The week of George’s second major surgery was also the week of Sawtooth United’s semi-final game in the President’s Cup soccer tournament. Despite being bed-ridden following the procedure, George was determined to make it to the game.

"I didn’t really expect him to make it," said coach Vandenberg. "Despite his determination—I was skeptical—it was a doctor’s decision and it didn’t look too promising."

Assuming George couldn’t make the game, United’s coach explained the severity of the situation to the team. "You could tell by the look on their faces that they knew this was more important than any soccer game—they all wanted to go see George in the hospital—but there was a game to play."

Then the improbable occurred.

"George beat us to it," recalls Vandenberg, as surprised as anyone to see Linev walking across the field to stand with his team.

His mother, Kristin, remembered, "George said ‘I’m going to this game.’ They got him on the wheelchair but he refused to use it, so he walked all the way across the field and stood for the entire game."

Sawtooth United players, inspired by their teammate, went on to win that game and the tournament.

The tournament gained a new meaning for the team.

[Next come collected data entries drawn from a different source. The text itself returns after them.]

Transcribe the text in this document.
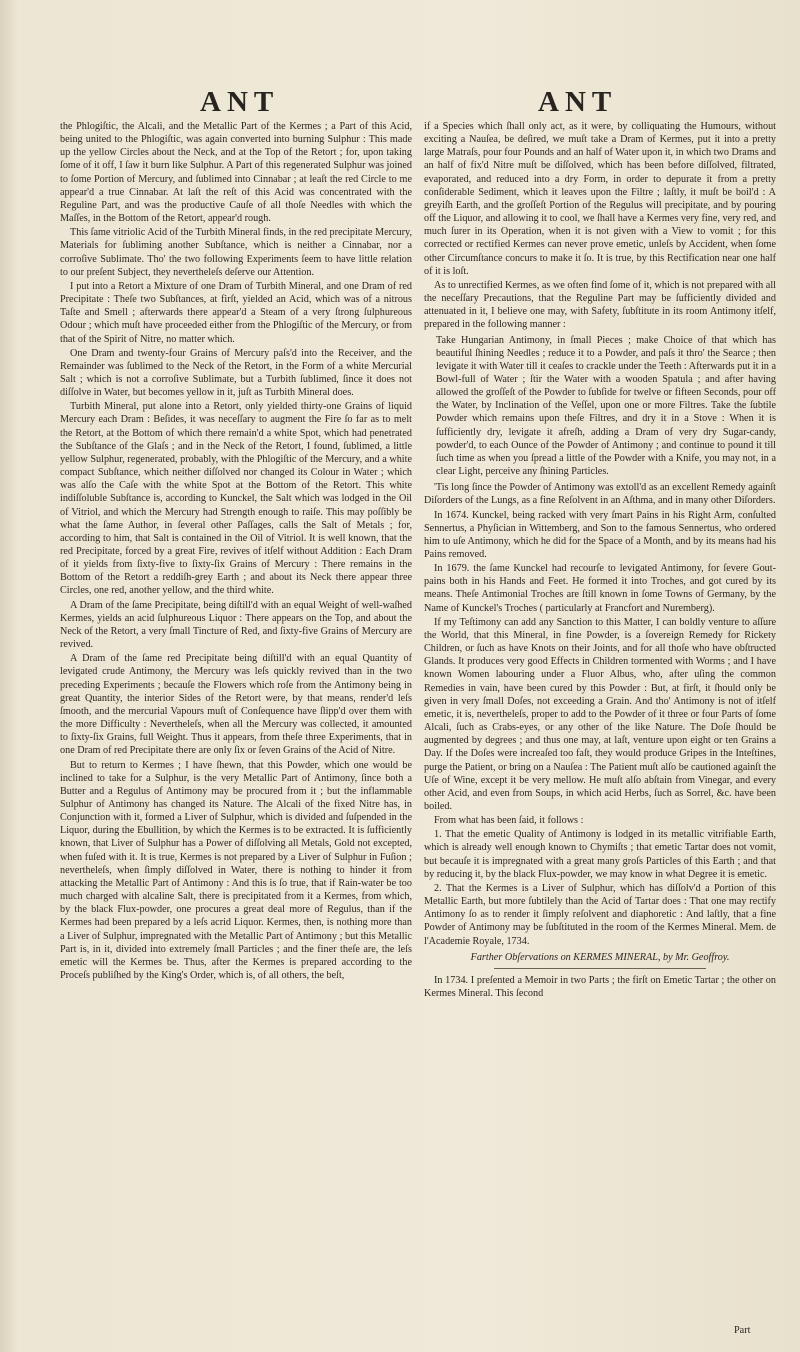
ANT	ANT

the Phlogiſtic, the Alcali, and the Metallic Part of the Kermes ; a Part of this Acid, being united to the Phlogiſtic, was again converted into burning Sulphur : This made up the yellow Circles about the Neck, and at the Top of the Retort ; for, upon taking ſome of it off, I ſaw it burn like Sulphur. A Part of this regenerated Sulphur was joined to ſome Portion of Mercury, and ſublimed into Cinnabar ; at leaſt the red Circle to me appear'd a true Cinnabar. At laſt the reſt of this Acid was concentrated with the Reguline Part, and was the productive Cauſe of all thoſe Needles with which the Maſſes, in the Bottom of the Retort, appear'd rough.

This ſame vitriolic Acid of the Turbith Mineral finds, in the red precipitate Mercury, Materials for ſubliming another Subſtance, which is neither a Cinnabar, nor a corroſive Sublimate. Tho' the two following Experiments ſeem to have little relation to our preſent Subject, they nevertheleſs deſerve our Attention.

I put into a Retort a Mixture of one Dram of Turbith Mineral, and one Dram of red Precipitate : Theſe two Subſtances, at firſt, yielded an Acid, which was of a nitrous Taſte and Smell ; afterwards there appear'd a Steam of a very ſtrong ſulphureous Odour ; which muſt have proceeded either from the Phlogiſtic of the Mercury, or from that of the Spirit of Nitre, no matter which.

One Dram and twenty-four Grains of Mercury paſs'd into the Receiver, and the Remainder was ſublimed to the Neck of the Retort, in the Form of a white Mercurial Salt ; which is not a corroſive Sublimate, but a Turbith ſublimed, ſince it does not diſſolve in Water, but becomes yellow in it, juſt as Turbith Mineral does.

Turbith Mineral, put alone into a Retort, only yielded thirty-one Grains of liquid Mercury each Dram : Beſides, it was neceſſary to augment the Fire ſo far as to melt the Retort, at the Bottom of which there remain'd a white Spot, which had penetrated the Subſtance of the Glaſs ; and in the Neck of the Retort, I found, ſublimed, a little yellow Sulphur, regenerated, probably, with the Phlogiſtic of the Mercury, and a white compact Subſtance, which neither diſſolved nor changed its Colour in Water ; which was alſo the Caſe with the white Spot at the Bottom of the Retort. This white indiſſoluble Subſtance is, according to Kunckel, the Salt which was lodged in the Oil of Vitriol, and which the Mercury had Strength enough to raiſe. This may poſſibly be what the ſame Author, in ſeveral other Paſſages, calls the Salt of Metals ; for, according to him, that Salt is contained in the Oil of Vitriol. It is well known, that the red Precipitate, forced by a great Fire, revives of itſelf without Addition : Each Dram of it yields from ſixty-five to ſixty-ſix Grains of Mercury : There remains in the Bottom of the Retort a reddiſh-grey Earth ; and about its Neck there appear three Circles, one red, another yellow, and the third white.

A Dram of the ſame Precipitate, being diſtill'd with an equal Weight of well-waſhed Kermes, yields an acid ſulphureous Liquor : There appears on the Top, and about the Neck of the Retort, a very ſmall Tincture of Red, and ſixty-five Grains of Mercury are revived.

A Dram of the ſame red Precipitate being diſtill'd with an equal Quantity of levigated crude Antimony, the Mercury was leſs quickly revived than in the two preceding Experiments ; becauſe the Flowers which roſe from the Antimony being in great Quantity, the interior Sides of the Retort were, by that means, render'd leſs ſmooth, and the mercurial Vapours muſt of Conſequence have ſlipp'd over them with the more Difficulty : Nevertheleſs, when all the Mercury was collected, it amounted to ſixty-ſix Grains, full Weight. Thus it appears, from theſe three Experiments, that in one Dram of red Precipitate there are only ſix or ſeven Grains of the Acid of Nitre.

But to return to Kermes ; I have ſhewn, that this Powder, which one would be inclined to take for a Sulphur, is the very Metallic Part of Antimony, ſince both a Butter and a Regulus of Antimony may be procured from it ; but the inflammable Sulphur of Antimony has changed its Nature. The Alcali of the fixed Nitre has, in Conjunction with it, formed a Liver of Sulphur, which is divided and ſuſpended in the Liquor, during the Ebullition, by which the Kermes is to be extracted. It is ſufficiently known, that Liver of Sulphur has a Power of diſſolving all Metals, Gold not excepted, when fuſed with it. It is true, Kermes is not prepared by a Liver of Sulphur in Fuſion ; nevertheleſs, when ſimply diſſolved in Water, there is nothing to hinder it from attacking the Metallic Part of Antimony : And this is ſo true, that if Rain-water be too much charged with alcaline Salt, there is precipitated from it a Kermes, from which, by the black Flux-powder, one procures a great deal more of Regulus, than if the Kermes had been prepared by a leſs acrid Liquor. Kermes, then, is nothing more than a Liver of Sulphur, impregnated with the Metallic Part of Antimony ; but this Metallic Part is, in it, divided into extremely ſmall Particles ; and the finer theſe are, the leſs emetic will the Kermes be. Thus, after the Kermes is prepared according to the Proceſs publiſhed by the King's Order, which is, of all others, the beſt,

if a Species which ſhall only act, as it were, by colliquating the Humours, without exciting a Nauſea, be deſired, we muſt take a Dram of Kermes, put it into a pretty large Matraſs, pour four Pounds and an half of Water upon it, in which two Drams and an half of fix'd Nitre muſt be diſſolved, which has been before diſſolved, filtrated, evaporated, and reduced into a dry Form, in order to depurate it from a pretty conſiderable Sediment, which it leaves upon the Filtre ; laſtly, it muſt be boil'd : A greyiſh Earth, and the groſſeſt Portion of the Regulus will precipitate, and by pouring off the Liquor, and allowing it to cool, we ſhall have a Kermes very fine, very red, and much ſurer in its Operation, when it is not given with a View to vomit ; for this corrected or rectified Kermes can never prove emetic, unleſs by Accident, when ſome other Circumſtance concurs to make it ſo. It is true, by this Rectification near one half of it is loſt.

As to unrectified Kermes, as we often find ſome of it, which is not prepared with all the neceſſary Precautions, that the Reguline Part may be ſufficiently divided and attenuated in it, I believe one may, with Safety, ſubſtitute in its room Antimony itſelf, prepared in the following manner :

Take Hungarian Antimony, in ſmall Pieces ; make Choice of that which has beautiful ſhining Needles ; reduce it to a Powder, and paſs it thro' the Searce ; then levigate it with Water till it ceaſes to crackle under the Teeth : Afterwards put it in a Bowl-full of Water ; ſtir the Water with a wooden Spatula ; and after having allowed the groſſeſt of the Powder to ſubſide for twelve or fifteen Seconds, pour off the Water, by Inclination of the Veſſel, upon one or more Filtres. Take the ſubtile Powder which remains upon theſe Filtres, and dry it in a Stove : When it is ſufficiently dry, levigate it afreſh, adding a Dram of very dry Sugar-candy, powder'd, to each Ounce of the Powder of Antimony ; and continue to pound it till ſuch time as when you ſpread a little of the Powder with a Knife, you may not, in a clear Light, perceive any ſhining Particles.

'Tis long ſince the Powder of Antimony was extoll'd as an excellent Remedy againſt Diſorders of the Lungs, as a fine Reſolvent in an Aſthma, and in many other Diſorders.

In 1674. Kunckel, being racked with very ſmart Pains in his Right Arm, conſulted Sennertus, a Phyſician in Wittemberg, and Son to the famous Sennertus, who ordered him to uſe Antimony, which he did for the Space of a Month, and by its means had his Pains removed.

In 1679. the ſame Kunckel had recourſe to levigated Antimony, for ſevere Gout-pains both in his Hands and Feet. He formed it into Troches, and got cured by its means. Theſe Antimonial Troches are ſtill known in ſome Towns of Germany, by the Name of Kunckel's Troches ( particularly at Francfort and Nuremberg).

If my Teſtimony can add any Sanction to this Matter, I can boldly venture to aſſure the World, that this Mineral, in fine Powder, is a ſovereign Remedy for Rickety Children, or ſuch as have Knots on their Joints, and for all thoſe who have obſtructed Glands. It produces very good Effects in Children tormented with Worms ; and I have known Women labouring under a Fluor Albus, who, after uſing the common Remedies in vain, have been cured by this Powder : But, at firſt, it ſhould only be given in very ſmall Doſes, not exceeding a Grain. And tho' Antimony is not of itſelf emetic, it is, nevertheleſs, proper to add to the Powder of it three or four Parts of ſome Alcali, ſuch as Crabs-eyes, or any other of the like Nature. The Doſe ſhould be augmented by degrees ; and thus one may, at laſt, venture upon eight or ten Grains a Day. If the Doſes were increaſed too faſt, they would produce Gripes in the Inteſtines, purge the Patient, or bring on a Nauſea : The Patient muſt alſo be cautioned againſt the Uſe of Wine, except it be very mellow. He muſt alſo abſtain from Vinegar, and every other Acid, and even from Soups, in which acid Herbs, ſuch as Sorrel, &c. have been boiled.

From what has been ſaid, it follows :

1. That the emetic Quality of Antimony is lodged in its metallic vitrifiable Earth, which is already well enough known to Chymiſts ; that emetic Tartar does not vomit, but becauſe it is impregnated with a great many groſs Particles of this Earth ; and that by reducing it, by the black Flux-powder, we may know in what Degree it is emetic.

2. That the Kermes is a Liver of Sulphur, which has diſſolv'd a Portion of this Metallic Earth, but more ſubtilely than the Acid of Tartar does : That one may rectify Antimony ſo as to render it ſimply reſolvent and diaphoretic : And laſtly, that a fine Powder of Antimony may be ſubſtituted in the room of the Kermes Mineral. Mem. de l'Academie Royale, 1734.

Farther Obſervations on KERMES MINERAL, by Mr. Geoffroy.

In 1734. I preſented a Memoir in two Parts ; the firſt on Emetic Tartar ; the other on Kermes Mineral. This ſecond

Part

Its championship trophy was eventually given to George at the season-ending banquet.


Living with cancer

The ongoing pain of treatment has become irrelevant to George. He doesn’t like to talk about his illness and what’s he’s been through. Instead, he stays focused on facets of his life other than cancer.

When circumstances forced him to sacrifice his love for soccer, George channeled his passions into music.

His interest and success with the guitar has proven worthwhile.

George has become an accomplished player who cites David Gilmore, Jimmy Page, Stevie Ray Vaughan and Radiohead’s Johnny Greenwood as influences.

He has ambitions to continue studying music at a nationally recognized school such as Hollywood’s Musician’s Institute or Boston’s Berklee School of Music.

Since delving deeper into learning this instrument, George has played in Embryo7, a local band. He’s also been an accompanist for a Los Angeles-based band at the "Share your Heart" Ball, a fundraiser hosted by Rob and Chris Cronin of Hailey earlier this year.

The event raised money for Camp Rainbow Gold, a summer camp for children with cancer, as well as the Idaho chapter of the "Make a Wish" Foundation.


A dream trip

Helped by fundraising and even anonymous donations, George and his family have found the Wood River Valley to be a place of warmth and support.

At one point following that dramatic soccer season three years ago, an anonymous benefactor donated a trip for George and coach Vandenberg to go to Chicago to see George’s soccer icon, Bulgarian soccer player Hristo Stoichkov, who plays with the MLS Chicago Fire.

Earlier this year, yet another act of kindness has generated a once-in-a-lifetime opportunity for George.

A still-anonymous member of the community has nominated George to be part of the "People to People Sports Ambassador Program."

Founded by President Dwight D. Eisenhower, this foundation fosters the communication of children worldwide and offers the opportunity to play sports and travel in a foreign nation of their choosing.

The program could give George the chance to play at England’s Old Trafford Field as part of the Liverpool Knowsley Classic Soccer Tournament this coming summer.

The nomination was enough to show George the warmth of his community. But sadly, the nomination alone does not cover the costs for the family.

George has expressed gratitude towards, "the people in this valley—I know they are very generous," and he hopes that with their help he will be able to afford this enriching experience abroad.

"Along with the physical damage, the cancer experience leaves a deep scar mentally on every human being, but especially our children," George’s mother has said.

The family hopes that the community will continue its support by offering monetary donations, of any amount, to the fund established by the Sawtooth United soccer club at the Bank of America.

Cost of the trip is about $4,000, of which $2,000 must be raised and paid by late April.


Where to send money

The account is named "The George Linev Fund." Anyone can donate money with or without offering a name.

The account number is 31567514.

Donations can also be mailed to the family’s address in Hailey. It is George Linev, P.O. Box 2564, Hailey, ID 83333.